Für palmOS wird man sicher ein paar Kleinigkeiten anpassen müssen, aber es sollte nicht sehr schwierig sein.


----------



## maccap (22 Juli 2005)

Das hört sich ja gut an, mein Thema für die Diplomarbeit nimmt so langsam immer mehr Form an.  
Dass der Quellcode von libnodave beiliegt, wusste ich noch nicht.
@Zottel:  Ist es dir Recht, wenn ich Fragmente davon für mein Programm nutzen würde? Das einzige was ich Dir dafür geben kann, ist eine "Würdigung" innerhalb meiner Diplomarbeit.
Start ist eh erst im Herbst, muss halt erstmal das Thema finden und eingrenzen.

Gruß Mario


----------



## Zottel (22 Juli 2005)

maccap schrieb:
			
		

> @Zottel:  Ist es dir Recht, wenn ich Fragmente davon für mein Programm nutzen würde? Das einzige was ich Dir dafür geben kann, ist eine "Würdigung" innerhalb meiner Diplomarbeit.

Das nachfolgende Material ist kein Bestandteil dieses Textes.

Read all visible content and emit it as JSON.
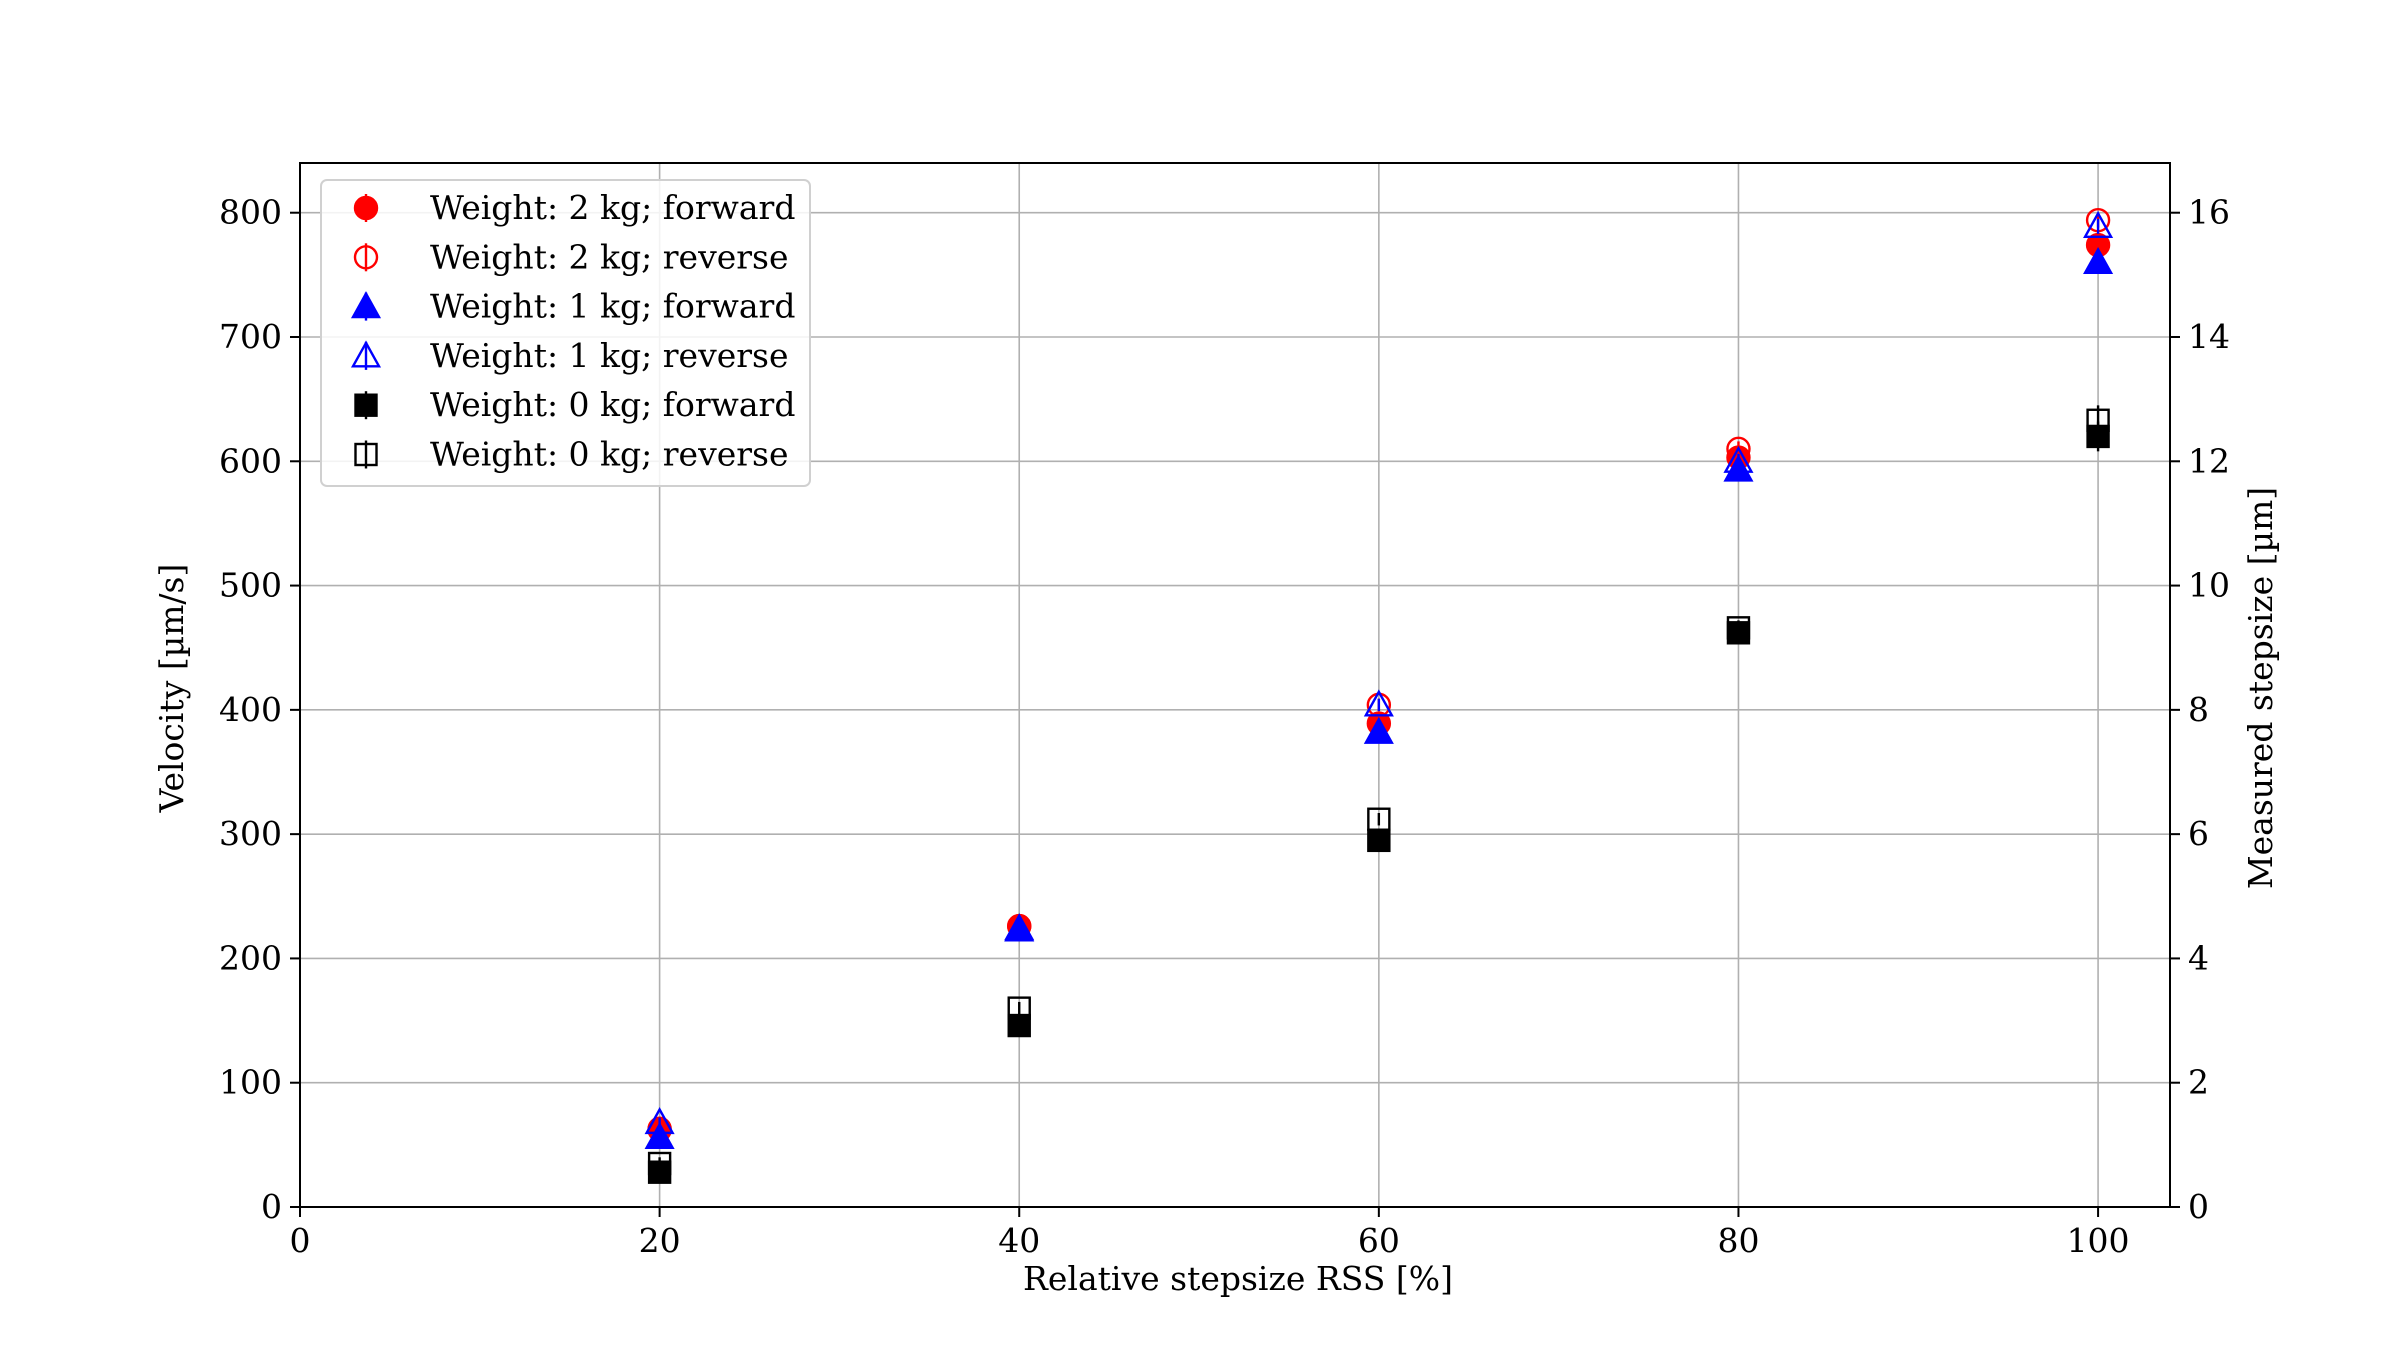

Dafür steht es ja unter (L)GPL ((Library) General Public License). Das einzige was Du tun mußt, ist bei einem Fragment, das einige Codezeilen umfaßt, angeben wo es her kommt, wessen Copyright es ist und wo der vollständige Code erhältlich ist.


----------



## lorenz2512 (25 Juli 2005)

Hallo, 
welche Enttäuschung, zu meiner Anfrage(Palm-PG) habe ich nur eine Preisliste und andere Infos bekommen (bei den 40€ bleibt es nicht,  für S5 und S7 Vollausbau sind so um die 950€ fällig :roll, also lade ich mir jetzt einen Palm-Simulator und versuche mein Glück mit der Demo.

mfg

dietmar


----------



## Schubert (16 September 2005)

Zur Kopplung PDA zu S7 einfach einen OPC Server auf WIN CE Basis (von WINCC Flex.) und mittels eines CP343-1 LEAN für S7-300 bzw.
CP443-1 für S7-400 mit nachgeschalteten Wandler auf Wireless LAN verwenden, dann ist das PDA auch noch tranportabel verwendbar (ist bei
größeren Anlagen vorteilhaft)


----------



## 0815prog (1 Oktober 2005)

Hallo,

@Schubert: Wie ist das genauer "OPC Server auf WinCE Basis von WinCC flex"?? Der Rest (CP usw.) ist klar.

Genau so etwas suche ich im Moment.

_____________________________________________________________


----------